Vinyl Spotlight: Herbie Hancock, Empyrean Isles (Blue Note 4175) [“Blue Label” Stereo Reissue]

  • United Artists stereo reissue circa 1972-1975
  • “VAN GELDER” stamped in dead wax


  • Freddie Hubbard, trumpet
  • Herbie Hancock, piano
  • Ron Carter, bass
  • Tony Williams, drums

Recorded June 17, 1964 at Van Gelder Studio, Englewood Cliffs, New Jersey
Originally released November 1964

This is one of my favorite Herbie Hancock albums. It has a soft, gentle vibe that I return to time and time again when I want to listen to something quiet. The quartet with trumpet seems like the perfect minimal arrangement for this album, and even though I’m not the biggest Freddie Hubbard fan, I find that he fits in with the rest of the group like a glove here. I love the cover too. Reid Miles had a way of making album art reflect the music contained within, and with this album, the simple, out-of-focus image of shimmering water cast in a teal blue tint complements the music extremely well…even the pronunciation of the title has a calming sort of effect (“Em-PEE-ree-in”).

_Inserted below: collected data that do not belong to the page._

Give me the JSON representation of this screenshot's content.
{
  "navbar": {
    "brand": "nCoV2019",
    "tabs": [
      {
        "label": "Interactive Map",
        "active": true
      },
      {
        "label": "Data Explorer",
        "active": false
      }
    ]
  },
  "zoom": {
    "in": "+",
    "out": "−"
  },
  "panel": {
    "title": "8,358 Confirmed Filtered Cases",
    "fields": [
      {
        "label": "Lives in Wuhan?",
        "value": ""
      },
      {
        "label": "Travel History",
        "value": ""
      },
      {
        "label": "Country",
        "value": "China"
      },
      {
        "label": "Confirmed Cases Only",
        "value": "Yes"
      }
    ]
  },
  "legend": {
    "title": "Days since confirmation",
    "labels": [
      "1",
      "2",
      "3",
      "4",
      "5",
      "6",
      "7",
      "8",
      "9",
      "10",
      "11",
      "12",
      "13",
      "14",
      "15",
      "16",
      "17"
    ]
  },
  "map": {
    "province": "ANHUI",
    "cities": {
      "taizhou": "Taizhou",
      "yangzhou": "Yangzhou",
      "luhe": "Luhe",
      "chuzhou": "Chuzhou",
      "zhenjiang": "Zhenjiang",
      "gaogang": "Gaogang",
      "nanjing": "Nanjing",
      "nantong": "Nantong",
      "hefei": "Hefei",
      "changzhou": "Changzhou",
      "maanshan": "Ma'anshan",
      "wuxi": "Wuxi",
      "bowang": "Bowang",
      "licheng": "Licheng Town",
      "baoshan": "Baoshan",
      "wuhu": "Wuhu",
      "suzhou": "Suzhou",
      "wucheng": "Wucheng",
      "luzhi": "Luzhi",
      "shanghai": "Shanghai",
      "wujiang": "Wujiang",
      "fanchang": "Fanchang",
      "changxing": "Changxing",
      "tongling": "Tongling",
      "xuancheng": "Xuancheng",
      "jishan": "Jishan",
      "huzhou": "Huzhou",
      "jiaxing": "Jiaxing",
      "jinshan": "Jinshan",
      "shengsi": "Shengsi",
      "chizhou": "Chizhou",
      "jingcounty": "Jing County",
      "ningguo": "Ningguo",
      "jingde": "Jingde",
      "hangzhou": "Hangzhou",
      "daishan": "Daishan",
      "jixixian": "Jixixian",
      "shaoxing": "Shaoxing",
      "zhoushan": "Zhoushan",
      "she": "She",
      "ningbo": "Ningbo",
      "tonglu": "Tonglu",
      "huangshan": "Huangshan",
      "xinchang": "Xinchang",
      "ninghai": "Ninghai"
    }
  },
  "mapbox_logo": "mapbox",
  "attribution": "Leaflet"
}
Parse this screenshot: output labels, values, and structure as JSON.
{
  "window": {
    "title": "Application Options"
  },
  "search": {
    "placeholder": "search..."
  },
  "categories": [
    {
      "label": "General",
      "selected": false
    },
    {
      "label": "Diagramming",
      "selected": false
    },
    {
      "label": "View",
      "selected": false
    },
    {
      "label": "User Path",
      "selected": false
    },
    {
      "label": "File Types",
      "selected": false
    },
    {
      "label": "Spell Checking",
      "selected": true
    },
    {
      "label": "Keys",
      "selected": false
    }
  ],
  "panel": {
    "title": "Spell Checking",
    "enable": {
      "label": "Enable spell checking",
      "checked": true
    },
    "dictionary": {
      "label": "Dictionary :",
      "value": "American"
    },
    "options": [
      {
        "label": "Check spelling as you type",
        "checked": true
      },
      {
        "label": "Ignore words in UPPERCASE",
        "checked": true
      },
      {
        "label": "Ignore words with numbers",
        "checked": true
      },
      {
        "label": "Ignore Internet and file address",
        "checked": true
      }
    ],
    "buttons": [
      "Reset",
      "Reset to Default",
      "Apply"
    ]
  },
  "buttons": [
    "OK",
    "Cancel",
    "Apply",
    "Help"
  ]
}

Although the album’s closing track, “The Egg”, ventures out a bit too far for my taste, the other three compositions are all favorites. “Cantaloupe Island” sounds like part three in a trilogy of soulful, radio-friendly Hancock compositions that began with “Watermelon Man” and “Blind Man, Blind Man”, but side 1 consists of sixteen of my favorite minutes in music. Eighteen-year-old (Eighteen!) Tony Williams’ drumming is fiery, imaginative and expressive, but it also manages to avoid ever being loud or pushy. His kit sounds incredible here as well, especially his ride cymbal. Engineer Rudy Van Gelder’s spacious Englewood Cliffs studio had a way of making drum kits sound colossal when they needed to, which can be heard during Williams’ solo on “One Finger Snap”. Who would have ever thought that Blue Note darling Freddie Hubbard would pair with the rhythm section of Miles Davis’ Second Great Quintet so well?